Snowy trails and season avalanche risk

Snow can remain on some trails well into the summer. When trails are snow covered, route finding can be difficult and travel through deep or hard snow or ice can be unsafe. Be prepared and check trail conditions before heading out.

Trails above tree line (2 000 m) may be exposed to avalanche hazard at any time of the year and especially from November through June. Snow on steep slopes has the potential to slide.



Banff National Park is home to wildlife including elk, wolves, cougars, grizzly bears and black bears. To successfully raise their young and sustain a healthy population, wildlife need access to as much quality habitat with as few human surprises as possible.

Be aware of possible encounters with wildlife in all areas of the park, including paved trails and roads.

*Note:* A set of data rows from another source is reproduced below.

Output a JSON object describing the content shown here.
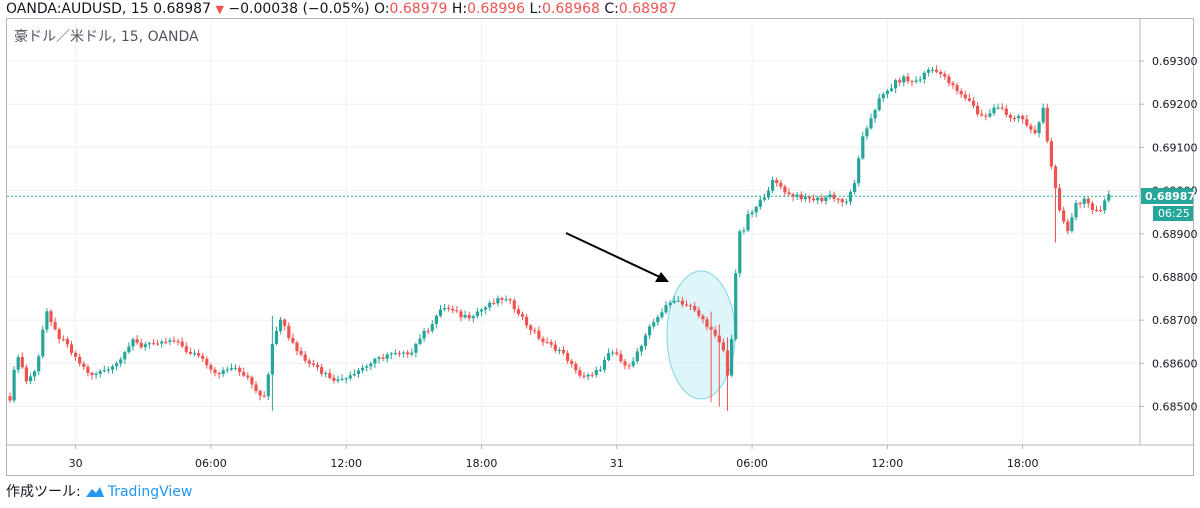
{
  "header": {
    "symbol": "OANDA:AUDUSD, 15",
    "last": "0.68987",
    "change_icon": "down-triangle-icon",
    "change": "−0.00038 (−0.05%)",
    "open_label": "O:",
    "open": "0.68979",
    "high_label": "H:",
    "high": "0.68996",
    "low_label": "L:",
    "low": "0.68968",
    "close_label": "C:",
    "close": "0.68987"
  },
  "footer": {
    "made_with": "作成ツール:",
    "brand": "TradingView",
    "brand_icon": "tradingview-logo-icon"
  },
  "colors": {
    "up": "#26a69a",
    "down": "#ef5350",
    "price_line": "#26a69a",
    "annotation_fill": "#d0f1f7",
    "arrow": "#000000"
  },
  "chart_data": {
    "type": "candlestick",
    "title": "豪ドル／米ドル, 15, OANDA",
    "ylim": [
      0.6844,
      0.6935
    ],
    "y_ticks": [
      "0.68500",
      "0.68600",
      "0.68700",
      "0.68800",
      "0.68900",
      "0.69000",
      "0.69100",
      "0.69200",
      "0.69300"
    ],
    "x_ticks": [
      "30",
      "06:00",
      "12:00",
      "18:00",
      "31",
      "06:00",
      "12:00",
      "18:00"
    ],
    "current_price": "0.68987",
    "countdown": "06:25",
    "grid": true,
    "anchors": [
      [
        0,
        0.6852
      ],
      [
        1,
        0.6858
      ],
      [
        2,
        0.6862
      ],
      [
        3,
        0.6859
      ],
      [
        4,
        0.6856
      ],
      [
        5,
        0.6857
      ],
      [
        6,
        0.6858
      ],
      [
        7,
        0.6862
      ],
      [
        8,
        0.6868
      ],
      [
        9,
        0.6872
      ],
      [
        10,
        0.6869
      ],
      [
        12,
        0.6866
      ],
      [
        14,
        0.6864
      ],
      [
        16,
        0.6861
      ],
      [
        18,
        0.6859
      ],
      [
        20,
        0.6857
      ],
      [
        22,
        0.6858
      ],
      [
        24,
        0.6859
      ],
      [
        26,
        0.686
      ],
      [
        28,
        0.6863
      ],
      [
        30,
        0.6865
      ],
      [
        32,
        0.6864
      ],
      [
        34,
        0.6865
      ],
      [
        36,
        0.6864
      ],
      [
        38,
        0.6865
      ],
      [
        40,
        0.6865
      ],
      [
        42,
        0.6864
      ],
      [
        44,
        0.6862
      ],
      [
        46,
        0.6862
      ],
      [
        48,
        0.686
      ],
      [
        50,
        0.6858
      ],
      [
        52,
        0.6858
      ],
      [
        54,
        0.6859
      ],
      [
        56,
        0.6858
      ],
      [
        58,
        0.6857
      ],
      [
        60,
        0.6854
      ],
      [
        62,
        0.6852
      ],
      [
        63,
        0.6858
      ],
      [
        64,
        0.6865
      ],
      [
        65,
        0.6868
      ],
      [
        66,
        0.687
      ],
      [
        67,
        0.6869
      ],
      [
        68,
        0.6866
      ],
      [
        69,
        0.6865
      ],
      [
        70,
        0.6863
      ],
      [
        72,
        0.6861
      ],
      [
        74,
        0.686
      ],
      [
        76,
        0.6858
      ],
      [
        78,
        0.6857
      ],
      [
        80,
        0.6856
      ],
      [
        82,
        0.6857
      ],
      [
        84,
        0.6858
      ],
      [
        86,
        0.6859
      ],
      [
        88,
        0.686
      ],
      [
        90,
        0.6861
      ],
      [
        92,
        0.6862
      ],
      [
        94,
        0.6862
      ],
      [
        96,
        0.6862
      ],
      [
        98,
        0.6863
      ],
      [
        100,
        0.6866
      ],
      [
        102,
        0.6868
      ],
      [
        104,
        0.6871
      ],
      [
        106,
        0.6873
      ],
      [
        108,
        0.6872
      ],
      [
        110,
        0.6871
      ],
      [
        112,
        0.6871
      ],
      [
        114,
        0.6872
      ],
      [
        116,
        0.6873
      ],
      [
        118,
        0.6874
      ],
      [
        120,
        0.6875
      ],
      [
        122,
        0.6874
      ],
      [
        124,
        0.6872
      ],
      [
        126,
        0.6869
      ],
      [
        128,
        0.6867
      ],
      [
        130,
        0.6865
      ],
      [
        132,
        0.6864
      ],
      [
        134,
        0.6863
      ],
      [
        136,
        0.6861
      ],
      [
        138,
        0.6858
      ],
      [
        140,
        0.6857
      ],
      [
        142,
        0.6857
      ],
      [
        144,
        0.6859
      ],
      [
        146,
        0.6862
      ],
      [
        148,
        0.6862
      ],
      [
        150,
        0.6859
      ],
      [
        152,
        0.6861
      ],
      [
        154,
        0.6864
      ],
      [
        156,
        0.6868
      ],
      [
        158,
        0.6871
      ],
      [
        160,
        0.6873
      ],
      [
        162,
        0.6875
      ],
      [
        164,
        0.6874
      ],
      [
        166,
        0.6873
      ],
      [
        168,
        0.6871
      ],
      [
        170,
        0.6869
      ],
      [
        172,
        0.6866
      ],
      [
        174,
        0.6863
      ],
      [
        175,
        0.6857
      ],
      [
        176,
        0.6866
      ],
      [
        177,
        0.6881
      ],
      [
        178,
        0.689
      ],
      [
        179,
        0.6891
      ],
      [
        180,
        0.6894
      ],
      [
        182,
        0.6896
      ],
      [
        184,
        0.6899
      ],
      [
        186,
        0.6902
      ],
      [
        188,
        0.6901
      ],
      [
        190,
        0.6899
      ],
      [
        192,
        0.6899
      ],
      [
        194,
        0.6898
      ],
      [
        196,
        0.6898
      ],
      [
        198,
        0.6898
      ],
      [
        200,
        0.6899
      ],
      [
        202,
        0.6898
      ],
      [
        204,
        0.6897
      ],
      [
        206,
        0.6902
      ],
      [
        208,
        0.6912
      ],
      [
        210,
        0.6917
      ],
      [
        212,
        0.6921
      ],
      [
        214,
        0.6923
      ],
      [
        216,
        0.6925
      ],
      [
        218,
        0.6926
      ],
      [
        220,
        0.6925
      ],
      [
        222,
        0.6926
      ],
      [
        224,
        0.6928
      ],
      [
        226,
        0.6928
      ],
      [
        228,
        0.6926
      ],
      [
        230,
        0.6924
      ],
      [
        232,
        0.6922
      ],
      [
        234,
        0.6921
      ],
      [
        236,
        0.6918
      ],
      [
        238,
        0.6917
      ],
      [
        240,
        0.6919
      ],
      [
        242,
        0.6919
      ],
      [
        244,
        0.6917
      ],
      [
        246,
        0.6917
      ],
      [
        248,
        0.6915
      ],
      [
        250,
        0.6913
      ],
      [
        252,
        0.6919
      ],
      [
        254,
        0.6905
      ],
      [
        256,
        0.6895
      ],
      [
        258,
        0.6891
      ],
      [
        260,
        0.6897
      ],
      [
        262,
        0.6898
      ],
      [
        264,
        0.6895
      ],
      [
        266,
        0.6896
      ],
      [
        267,
        0.6898
      ],
      [
        268,
        0.6899
      ]
    ],
    "spikes": [
      {
        "bar": 171,
        "high": 0.6872,
        "low": 0.6851
      },
      {
        "bar": 173,
        "high": 0.6869,
        "low": 0.685
      },
      {
        "bar": 175,
        "high": 0.6866,
        "low": 0.6849
      },
      {
        "bar": 64,
        "high": 0.6871,
        "low": 0.6849
      },
      {
        "bar": 255,
        "high": 0.6898,
        "low": 0.6888
      }
    ]
  }
}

If you see a large carnivore, such as a bear, cougar, wolf or coyote, please report the sighting (when it is safe to do so) by calling Banff Dispatch at 1-403-762-1470.

More information
Recommended packing list

    Trail guide and map

    Full water bottle or thermos

    High energy food

    Bear spray

    Sunscreen and sunglasses

    First aid kit and emergency blanket

    Headlamp or flashlight with spare batteries

    Hat and gloves

    Proper footwear

    Hiking poles

    Rain/wind jacket

    Extra warm clothing in case of an emergency

    Fully charged cell phone

    Satellite emergency communication device like SpotX, inReach or Zoleo

Trail ratings


  • Suitable for those with little or no trail experience.
  • Flat to gently rolling with no obstacles.
  • Little or no elevation gain or loss.


  • Suitable for those with basic trail experience.
  • Gently rolling with short, steep sections and infrequent obstacles.
  • Moderate elevation gain or loss.


  • Suitable only for those with trail experience.
  • Long, steep sections with frequent obstacles.
  • Major elevation gain or loss.
Trail etiquette
Show courtesy to fellow trail users.

  • Leave what you find —it is the law. Natural and cultural resources such as rocks, fossils, artifacts, horns, antlers, wildflowers and nests are protected and must be left undisturbed for others to discover and enjoy. 
  • If you are too far away to use the toilets provided at the trailheads, dispose of human waste at least 100 m from any water source. Bury solid human waste in a hole 15 cm deep. Pack out your toilet paper. 
  • To prevent damage to vegetation, stay on designated trails at all times. 
  • Trails are used by a variety of outdoor enthusiasts. Be sure to yield to others. 
  • Leave no trace. Pack out everything you pack in.
Roam Public Transit and shuttle services

Trails identified with a bus symbol indicate that the trailhead is accessible by Roam Public Transit and/or private shuttle service. Parking at trailheads is limited and fills quickly. For the best experience, take public transit or a shuttle.